Some interesting studies are quoted in the article on solar radiation, but it looks very much like a case of having a hammer and seeing nails in everything. It is logical to suppose that demonstrated variations in human longevity and disease by location of birth date in solar and seasonal cycles have something to do with the sun at root - but that certainly doesn't mean that the sun is the direct cause of the biochemical damage that leads to such variations. It might be solar radiation, or it might be one or more differences in other systems caused by variations in solar radiation - diet, weather, hormonal changes, behaviors ... just to rattle off a few. There are certainly many more.
Once the article starts in on the distribution of mathematical or creative ability by latitude, with an eye on solar radiation as a root cause, I think it's completely lost in the sea of secondary, cultural and population-level genetic effects. There really is nothing of use to be said about that; more hammers in search of nails.

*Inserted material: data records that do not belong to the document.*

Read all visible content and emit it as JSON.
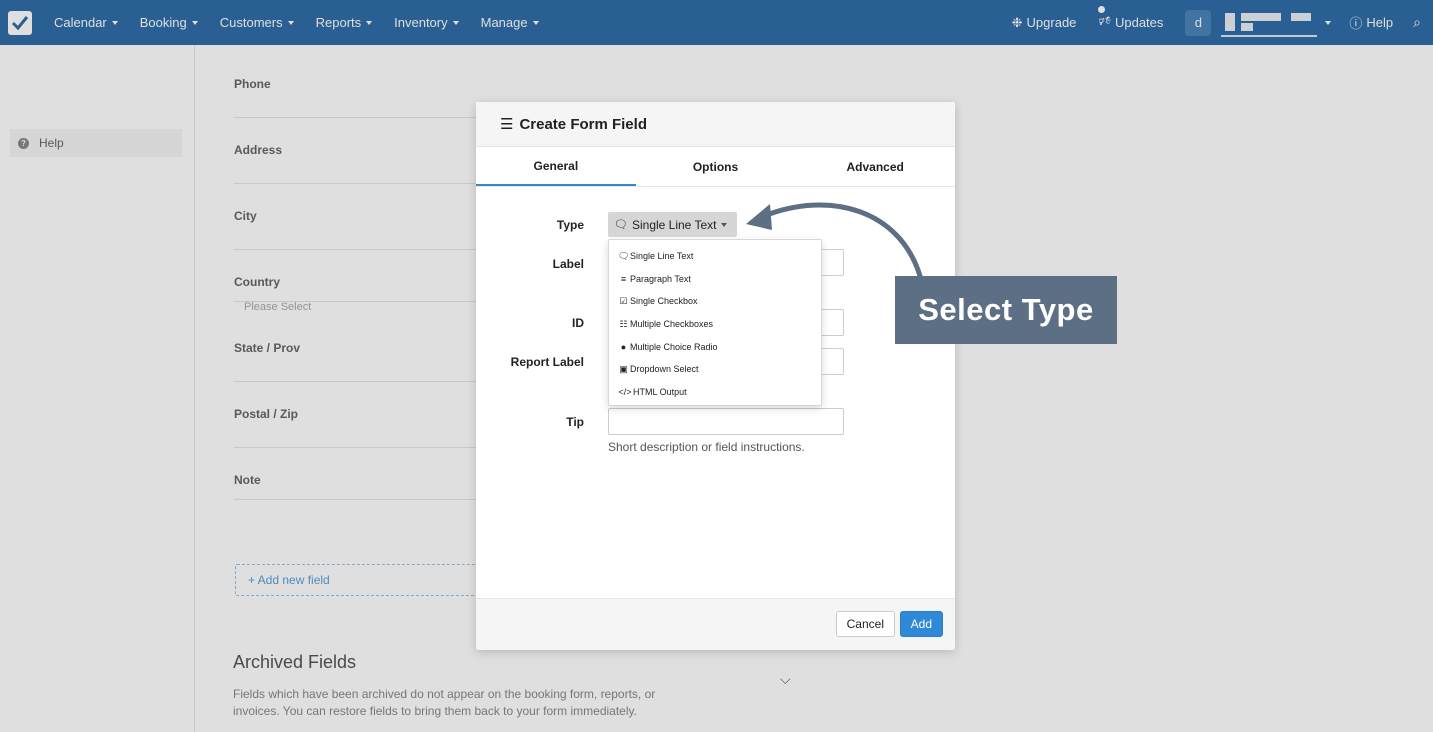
{
  "navbar": {
    "items": [
      "Calendar",
      "Booking",
      "Customers",
      "Reports",
      "Inventory",
      "Manage"
    ],
    "upgrade": "Upgrade",
    "updates": "Updates",
    "avatar_initial": "d",
    "help": "Help"
  },
  "sidebar": {
    "help": "Help"
  },
  "background_form": {
    "fields": [
      "Phone",
      "Address",
      "City",
      "Country",
      "State / Prov",
      "Postal / Zip",
      "Note"
    ],
    "country_placeholder": "Please Select",
    "add_new_field": "+ Add new field",
    "archived_title": "Archived Fields",
    "archived_description": "Fields which have been archived do not appear on the booking form, reports, or invoices. You can restore fields to bring them back to your form immediately."
  },
  "modal": {
    "title": "Create Form Field",
    "tabs": [
      "General",
      "Options",
      "Advanced"
    ],
    "active_tab": "General",
    "labels": {
      "type": "Type",
      "label": "Label",
      "id": "ID",
      "report_label": "Report Label",
      "tip": "Tip"
    },
    "type_selected": "Single Line Text",
    "type_options": [
      "Single Line Text",
      "Paragraph Text",
      "Single Checkbox",
      "Multiple Checkboxes",
      "Multiple Choice Radio",
      "Dropdown Select",
      "HTML Output"
    ],
    "tip_help": "Short description or field instructions.",
    "cancel": "Cancel",
    "add": "Add"
  },
  "callout": {
    "text": "Select Type"
  },
  "colors": {
    "navbar": "#2f6da7",
    "primary": "#2f89d6",
    "callout": "#5c6f84"
  }
}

But back to aging: the interesting part of reliability theory as applied to aging is that is suggests we are born with a certain level of damage already present. The Strategies for Negligible Senescence outline a list of classes of biomolecular damage that can be demonstrated to contribute to age-related degeneration, much of which falls into the camp of accumulated biochemical products of metabolism - which one would not expect to see to any meaningful degree in the newborn. That doesn't leave too many types of damage that might be present in infants, either as a result of developmental errors or some process with the sun at it's ultimate root - missing or malfunctioning cells in important populations (such as stem cells, for example), and genetic mutations, essentially.
Once we can repair these forms of damage in adults - as a part of the effort to develop working rejuvenation technologies - reliability theory suggests that humans would gain some modest benefit in the longevity (or at least life expectancy) stakes by applying the very same rejuvenation techniques to the newborn as well. Science is interesting, is it not?